It is with this understanding that some local Civil Society Organizations within the Buea Municipality took it upon themselves to match the word with action and profile over 221 IDPs within the BUEA municipality. Such rapid survey aims at enabling concerned stakeholders in reaching a common and comprehensive understanding of the IDPs within Buea for protection and assistance. It aims to improve the knowledge on the extent and pattern of the displaced persons and their exposure to protection risk. It will also help to contribute to the designing of programs in order to better meet basic needs and address the underlying protection problems for the development of durable solutions. The survey targeted randomly selected IDPs from within a relatively well-defined area settlement, carried out in conjunction with the provision of certain services to IDPs at an individual level. It revealed that most of them were females and living under disturbing health conditions

 Cross-examination results from the survey indicated that about 40% of them were married and about 75% of these married people left without their marital partners. Although not primarily focused on livelihood, the worsening health conditions of many can be attached to a fall in their livelihood. In a total of 214 randomly sampled, 168 persons [78.5%] had no health challenges before displacement; meanwhile, 46 persons were suffering from health challenges before being displaced. As revealed by NADEV, one of the organizations involved, out of a total number of 215 who responded to questionnaires, those with health challenges increased drastically from 46 to 76 IDPs. It was, therefore, crystal clear that such a displacement was putting humanity on serious health conditions, therefore, the number of persons who were healthy before displacement dropped from 168 to 138 persons according to the report.

 It also reveals that 3 pregnant women have lost their identification documents and cannot follow antenatally. Five family members who witnessed the brutal assassination of their loved ones were traumatized, one of them has seven months pregnant and hasn’t started antenatal due to financial constraints, adding up to the more than 13 women and girls that also suffered trauma due to GBV against them during the crisis. 26 IDPs have become an overburden to their hosts and undergoing threats of eviction.  3 families do not know the whereabouts of some members of their families displaced.  More than 165 IDPs revealed that some of their closest relatives were unable to reach safer areas due to fear of soldiers and police brutality, no identification documents, finance and etc.

Present during the workshop was an IDP who herself took part in the survey in a bit to salvage the situation of those who found themselves in the unfortunate situation like her. She is a member of Dynamic Women of Vision, one of the organizations involved in the survey. ‘’I left Mundemba on the 14th of May to visit my family in Muyenge, When I reached there, I met nobody, all houses burnt down, in fact, somebody just told me that everybody was in the forest. So, I was stranded there and decided to come to Buea to meet my sister. So, I stayed here in Buea and later wanted to go back to Mundemaba, but unfortunately, I heard a phone call from Mundemba that I should not come back to the village where I was staying that our house there has been burnt down and all my things are burnt.
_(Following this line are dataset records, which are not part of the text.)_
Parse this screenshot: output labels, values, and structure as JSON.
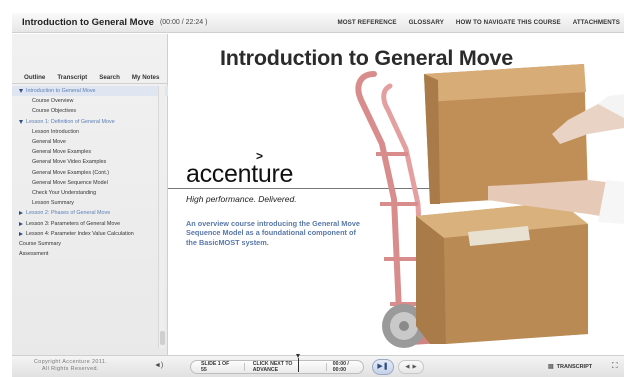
{
  "header": {
    "title": "Introduction to General Move",
    "time": "(00:00 / 22:24 )",
    "nav": [
      "MOST REFERENCE",
      "GLOSSARY",
      "HOW TO NAVIGATE THIS COURSE",
      "ATTACHMENTS"
    ]
  },
  "sidebar": {
    "tabs": [
      "Outline",
      "Transcript",
      "Search",
      "My Notes"
    ],
    "items": [
      {
        "label": "Introduction to General Move",
        "level": 0,
        "arrow": "down",
        "blue": true,
        "selected": true
      },
      {
        "label": "Course Overview",
        "level": 1
      },
      {
        "label": "Course Objectives",
        "level": 1
      },
      {
        "label": "Lesson 1:  Definition of General Move",
        "level": 0,
        "arrow": "down",
        "blue": true
      },
      {
        "label": "Lesson Introduction",
        "level": 1
      },
      {
        "label": "General Move",
        "level": 1
      },
      {
        "label": "General Move Examples",
        "level": 1
      },
      {
        "label": "General Move Video Examples",
        "level": 1
      },
      {
        "label": "General Move Examples (Cont.)",
        "level": 1
      },
      {
        "label": "General Move Sequence Model",
        "level": 1
      },
      {
        "label": "Check Your Understanding",
        "level": 1
      },
      {
        "label": "Lesson Summary",
        "level": 1
      },
      {
        "label": "Lesson 2:  Phases of General Move",
        "level": 0,
        "arrow": "right",
        "blue": true
      },
      {
        "label": "Lesson 3:  Parameters of General Move",
        "level": 0,
        "arrow": "right"
      },
      {
        "label": "Lesson 4:  Parameter Index Value Calculation",
        "level": 0,
        "arrow": "right"
      },
      {
        "label": "Course Summary",
        "level": 0
      },
      {
        "label": "Assessment",
        "level": 0
      }
    ]
  },
  "slide": {
    "title": "Introduction to General Move",
    "brand": "accenture",
    "brand_mark": ">",
    "tagline": "High performance. Delivered.",
    "description": "An overview course introducing the General Move Sequence Model as a foundational component of the BasicMOST system."
  },
  "footer": {
    "copyright_line1": "Copyright  Accenture  2011.",
    "copyright_line2": "All Rights Reserved.",
    "slide_counter": "SLIDE 1 OF 55",
    "advance_hint": "CLICK NEXT TO ADVANCE",
    "timer": "00:00 / 00:00",
    "transcript_label": "TRANSCRIPT"
  },
  "colors": {
    "accent_blue": "#5a78a8",
    "nav_dark": "#2f4f80",
    "box_brown": "#c79a63",
    "cart_red": "#d98c8c"
  }
}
So I now live with her and she takes care of me’. Despite her situation, she still can manage to go out and profile those found in her same situation, as she explains, she will want to offer relief in any small way possible

Crosssection of participants

The survey was carried out amidst heavy shooting between forces loyal to the Cameroon government and pro-independence fighters in the localities of Muea, Mile 18, Mile 17 and Mile 16. Carried out by NADEV, The Mentors’ Foundation, The Foundation for Inclusive Education and the Dynamic Women of Vision, an association of women working within the South West Region. Such risk did not deter those who took the initiative but however think safety measures will need to be put in place as they intend going further of the Buea Municipality.

Mr. Nkemju Rosevelt, coordinator of the Initiative said that: ‘’I think what we are doing is very, very risky because first of all, there is no safe way for civil society organizations, we don’t have protection even from the government, and I can say we don’t have protection even from the restoration forces. Why I put this is because, just imagine if I go to Muyenge for instance, to get into the forest and collect information from the people hiding in the bushes I cannot guarantee that the military cannot misinterpret and shot me for supporting the Amba forces and vice versa, so with this dilemma, it becomes so difficult to safely get information. Even here in town when we were sampling the IDPs, we faced difficulties answering questions from people who thought we were collecting their information to go and give to some quarters, so it becomes very difficult. But I think as a civil society when confronted by this situation, we cannot fold our arms. We may just keep up pushing and defining ourselves to various parties that we are neutral, and our concern is finding the welfare of the people who are victims of the circumstances, independent of who they are and that need assistance.” Mr. Nkemju Rosevelt also revealed that his intention sending the document to the public is for people to be able to take the document and see first-class information generated from the field so as to get a clear picture of what the people need.